Guirgis and his producers have positioned the Broadway version as a corrective in at least one key respect: Cruz, who is trans, plays Leon. Casting a trans actor in a major role on a commercial Broadway stage remains rare, advocates note, especially under the banner of a well-known property.
“In the article they’re putting ‘wife’ in quotes, using the wrong pronouns,” Guirgis said in a feature about the production. “The way we talk about this now is different.”
Some trans audience members have welcomed the visibility while questioning how far the update truly goes. In detailed posts on the r/Broadway forum on Reddit, self-described trans theatregoers have said they were unsettled that Sonny repeatedly misgenders Leon even in private, tender scenes, while other characters sometimes use affirming language. One poster argued that this choice did not seem like a deliberate exploration of abuse within the relationship so much as “uninformed” writing that reproduced harm under the cover of period authenticity.
Others on the same forum pointed to recent musical adaptations such as Some Like It Hot, which significantly reimagined the gender politics of its source film, and said they expected a similar level of transformation.
Those exchanges reflect a broader cultural debate over how theater and film should handle slurs, misgendering and other forms of bigotry in historical stories. Some argue that scrubbing language risks sanitizing the past. Others counter that, in a climate where gender-affirming care remains a political flashpoint and anti-trans harassment is documented at high levels by groups such as the Human Rights Campaign, staging repeated misgendering without clearly articulated purpose can feel less like education than retraumatization.
Money, medicine—and Broadway’s reliance on familiar titles
The new Dog Day Afternoon arrives amid a larger fight over access to health care in the United States. In the original case, part of the payment Wojtowicz received for selling his story to Hollywood reportedly helped fund Eden’s surgery.
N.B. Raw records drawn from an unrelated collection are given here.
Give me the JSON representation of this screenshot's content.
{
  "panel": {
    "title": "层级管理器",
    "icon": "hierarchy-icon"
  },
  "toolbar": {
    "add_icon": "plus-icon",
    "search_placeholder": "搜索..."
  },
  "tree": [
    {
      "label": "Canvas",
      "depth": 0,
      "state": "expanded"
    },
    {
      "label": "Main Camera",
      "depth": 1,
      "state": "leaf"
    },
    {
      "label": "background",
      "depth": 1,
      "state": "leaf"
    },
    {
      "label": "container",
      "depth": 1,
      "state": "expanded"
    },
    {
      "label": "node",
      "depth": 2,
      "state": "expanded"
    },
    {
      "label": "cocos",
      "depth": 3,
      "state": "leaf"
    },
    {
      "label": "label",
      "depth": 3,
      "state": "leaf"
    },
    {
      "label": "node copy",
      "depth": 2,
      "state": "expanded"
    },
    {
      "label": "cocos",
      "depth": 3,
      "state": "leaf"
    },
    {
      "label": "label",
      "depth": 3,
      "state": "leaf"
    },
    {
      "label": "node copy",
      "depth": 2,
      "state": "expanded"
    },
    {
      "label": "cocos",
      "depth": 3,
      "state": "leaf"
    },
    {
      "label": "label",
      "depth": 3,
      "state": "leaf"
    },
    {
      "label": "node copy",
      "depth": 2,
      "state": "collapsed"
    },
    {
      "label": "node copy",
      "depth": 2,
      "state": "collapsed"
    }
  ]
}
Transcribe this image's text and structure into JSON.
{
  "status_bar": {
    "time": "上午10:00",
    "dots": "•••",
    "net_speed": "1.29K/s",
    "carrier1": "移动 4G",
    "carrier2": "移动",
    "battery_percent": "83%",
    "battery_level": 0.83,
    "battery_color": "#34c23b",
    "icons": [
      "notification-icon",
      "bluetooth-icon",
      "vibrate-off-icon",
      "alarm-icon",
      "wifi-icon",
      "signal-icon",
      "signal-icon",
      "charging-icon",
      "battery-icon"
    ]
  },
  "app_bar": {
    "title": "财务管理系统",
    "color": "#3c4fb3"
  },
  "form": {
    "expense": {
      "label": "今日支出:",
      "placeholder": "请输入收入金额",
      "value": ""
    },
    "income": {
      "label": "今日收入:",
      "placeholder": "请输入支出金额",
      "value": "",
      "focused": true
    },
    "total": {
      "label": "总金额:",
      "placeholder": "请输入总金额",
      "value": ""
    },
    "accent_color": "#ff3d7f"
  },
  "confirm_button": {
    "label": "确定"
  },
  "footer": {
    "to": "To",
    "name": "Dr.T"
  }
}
Guirgis has said that connection between money, medicine and desperation still resonates, citing what he called the “evil” of insurance companies and gaps in the U.S. health system.
The show is also part of a wave of film-to-stage projects this season, including new versions of The Great Gatsby and Death Becomes Her, as Broadway producers lean on recognizable titles to draw tourists and occasional theatergoers. Unlike most of those adaptations, Dog Day Afternoon is a straight play rather than a musical, attempting to fill a large theater primarily with dialogue, star wattage and a familiar name.
That makes it a closely watched experiment for both Warner Bros. Theatre Ventures and ATG Entertainment, which now operates the August Wilson following a 2023 merger with Jujamcyn Theaters. Early in the run, the production has offered digital lotteries and rush tickets through third-party platforms, a common tactic to keep occupancy strong as word of mouth and reviews settle in.
An iconic chant in an era of managed nostalgia
Whatever its commercial fate, the stage version underscores how a once-messy piece of New York folk history has moved into an era of managed nostalgia. The bank that Wojtowicz tried to rob has long since been swallowed by industry consolidation. The “Attica!” chant, born of a 1971 prison uprising and its violent suppression, now doubles as a cue for applause.
On 52nd Street, the story of a botched heist tied to a trans woman’s medical care is being retold under bright lights and corporate logos. How audiences receive it—and how artists choose to revisit similar material—will help determine what kinds of queer and trans histories Broadway is willing to stage, and on whose terms.